Posted: 2:00 p.m. Tuesday, Sept. 3, 2013
By WarRoom Eagle
Despite the "fireworks" predictions, Auburn and Washington State had trouble sustaining long drives, instead scoring on big plays, short fields and special teams. Between them, there were only three drives of eight plays or more in the first half. Starting in the middle of the third quarter, the Tigers and Cougars first traded field goals, and then traded punts. When Auburn started its first possession of the fourth quarter, the Tigers were leading 28-24 and looking to increase the advantage to at least seven. The next two drives were the last sustained drives by either team, and they basically decided the game.
Cameron Artis-Payne rushes right for 3 yards (0.190 equivalent points)
Out of the Wildcat formation, CAP makes something out of nothing by dodging a defender in the backfield and cutting back for three yards.

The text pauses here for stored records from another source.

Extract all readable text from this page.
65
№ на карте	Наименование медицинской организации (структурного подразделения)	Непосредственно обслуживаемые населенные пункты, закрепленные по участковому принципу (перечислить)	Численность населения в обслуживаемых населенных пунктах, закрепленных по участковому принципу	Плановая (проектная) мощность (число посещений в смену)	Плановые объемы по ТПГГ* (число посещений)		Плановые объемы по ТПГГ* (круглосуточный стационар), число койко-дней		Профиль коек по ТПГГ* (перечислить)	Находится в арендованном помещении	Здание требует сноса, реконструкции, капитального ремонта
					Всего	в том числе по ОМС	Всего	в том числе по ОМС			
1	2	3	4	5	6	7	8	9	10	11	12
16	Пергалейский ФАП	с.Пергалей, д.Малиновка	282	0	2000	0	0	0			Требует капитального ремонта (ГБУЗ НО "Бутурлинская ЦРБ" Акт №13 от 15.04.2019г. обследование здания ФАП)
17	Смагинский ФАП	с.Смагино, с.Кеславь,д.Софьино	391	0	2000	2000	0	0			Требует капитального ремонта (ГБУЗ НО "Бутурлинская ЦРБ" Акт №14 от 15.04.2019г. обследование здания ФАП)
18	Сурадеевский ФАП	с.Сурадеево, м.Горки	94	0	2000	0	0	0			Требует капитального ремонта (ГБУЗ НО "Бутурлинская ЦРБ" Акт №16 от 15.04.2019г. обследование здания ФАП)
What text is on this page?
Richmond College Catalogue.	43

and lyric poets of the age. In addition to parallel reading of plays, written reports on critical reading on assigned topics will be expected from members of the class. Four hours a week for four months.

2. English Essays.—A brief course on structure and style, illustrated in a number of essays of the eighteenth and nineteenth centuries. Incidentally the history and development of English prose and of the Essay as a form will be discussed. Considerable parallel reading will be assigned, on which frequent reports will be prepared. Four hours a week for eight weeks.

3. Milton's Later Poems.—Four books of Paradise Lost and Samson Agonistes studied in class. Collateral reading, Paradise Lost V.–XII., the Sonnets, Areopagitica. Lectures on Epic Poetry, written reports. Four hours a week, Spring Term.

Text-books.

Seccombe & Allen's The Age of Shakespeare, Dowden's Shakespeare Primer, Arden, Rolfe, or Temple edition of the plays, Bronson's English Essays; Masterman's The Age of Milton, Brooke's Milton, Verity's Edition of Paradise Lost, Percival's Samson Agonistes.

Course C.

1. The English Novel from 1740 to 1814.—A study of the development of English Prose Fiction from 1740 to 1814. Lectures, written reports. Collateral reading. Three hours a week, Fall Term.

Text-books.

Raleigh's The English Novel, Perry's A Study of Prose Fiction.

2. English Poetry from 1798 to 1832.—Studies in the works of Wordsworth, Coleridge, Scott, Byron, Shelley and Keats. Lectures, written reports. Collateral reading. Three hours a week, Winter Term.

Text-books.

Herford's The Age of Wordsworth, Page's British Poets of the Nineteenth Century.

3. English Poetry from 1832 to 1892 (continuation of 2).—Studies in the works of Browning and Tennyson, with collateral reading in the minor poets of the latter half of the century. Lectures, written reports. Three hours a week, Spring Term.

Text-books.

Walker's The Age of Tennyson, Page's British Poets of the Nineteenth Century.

Nick Marshall passes right to Sammie Coates for 12 yards (0.552 equivalent points)
This play is meant to look like a sweep play to the left. Both guards (Alex Kozan and Chad Slade) pull, and Tre Mason runs behind them. This motion sucks in one linebacker, but it also allows a free rusher through the line, Ioane Guata. Fortunately, Nick Marshall's speed wins over Guata's size. He is able to avoid the sack and then hits Sammie Coates on a crossing route that started on the other side of the field.
Tre Mason rushes right for 5 yards (0.133 equivalent points)
A well planned cornerback blitz almost stops this run before it gets started. Daquawn Brown sprints toward the backfield as soon as the ball is snapped but Mason is able to avoid him. Right tackle Patrick Miller does a nice job of holding his block on Destiny Vaeao just long enough for Mason to get around him after the delay in the backfield.
Nick Marshall scrambles for 4 yards (0.132 equivalent points)
Washington State only rushes three defenders on this play? With eight players in pass coverage, that's what you do when you dare a team to run. Auburn will run the ball whether you dare it or not. Granted, the Cougars guess right because a pass play was called, but Marshall reminds them that Auburn had been running pretty well all game.
Cameron Artis-Payne rushes right for 2 yards (0.045 equivalent points)
This formation has the tight end covered by the 9, so he is not an eligible receiver. Instead, the left tackle is! Not that it matters, because this was a run the whole way. Kozan pulls around to the right and finds Justin Sagote, the first linebacker coming in to stop the run. CAP is able to run just behind this block for the first down.
Corey Grant rushes left for 7 yards (0.252 equivalent points)
I'm not sure, but this looks like a read option play to me. Marshall has his eye on somebody while he hands the ball to Corey Grant. He should be looking at the nearest unblocked defender, which is the middle linebacker, Darryl Monroe. When he stays in the box, Marshall decides that the run should go outside. Travon Reed gets enough of a block to prevent a tackle for loss, and Jaylon Denson does a great job preventing his man from making a play. Slade pulls around to help out by blocking the weak side linebacker. This block is more important when Marshall keeps the ball.
Tre Mason rushes right for 2 yards (0.087 equivalent points)
Mason is able to move in the backfield so well that he is able to get two yards despite having to dodge tackles three yards behind the line of scrimmage. It looks like Reese Dismukes just left his first block too early, looking to get to the second level.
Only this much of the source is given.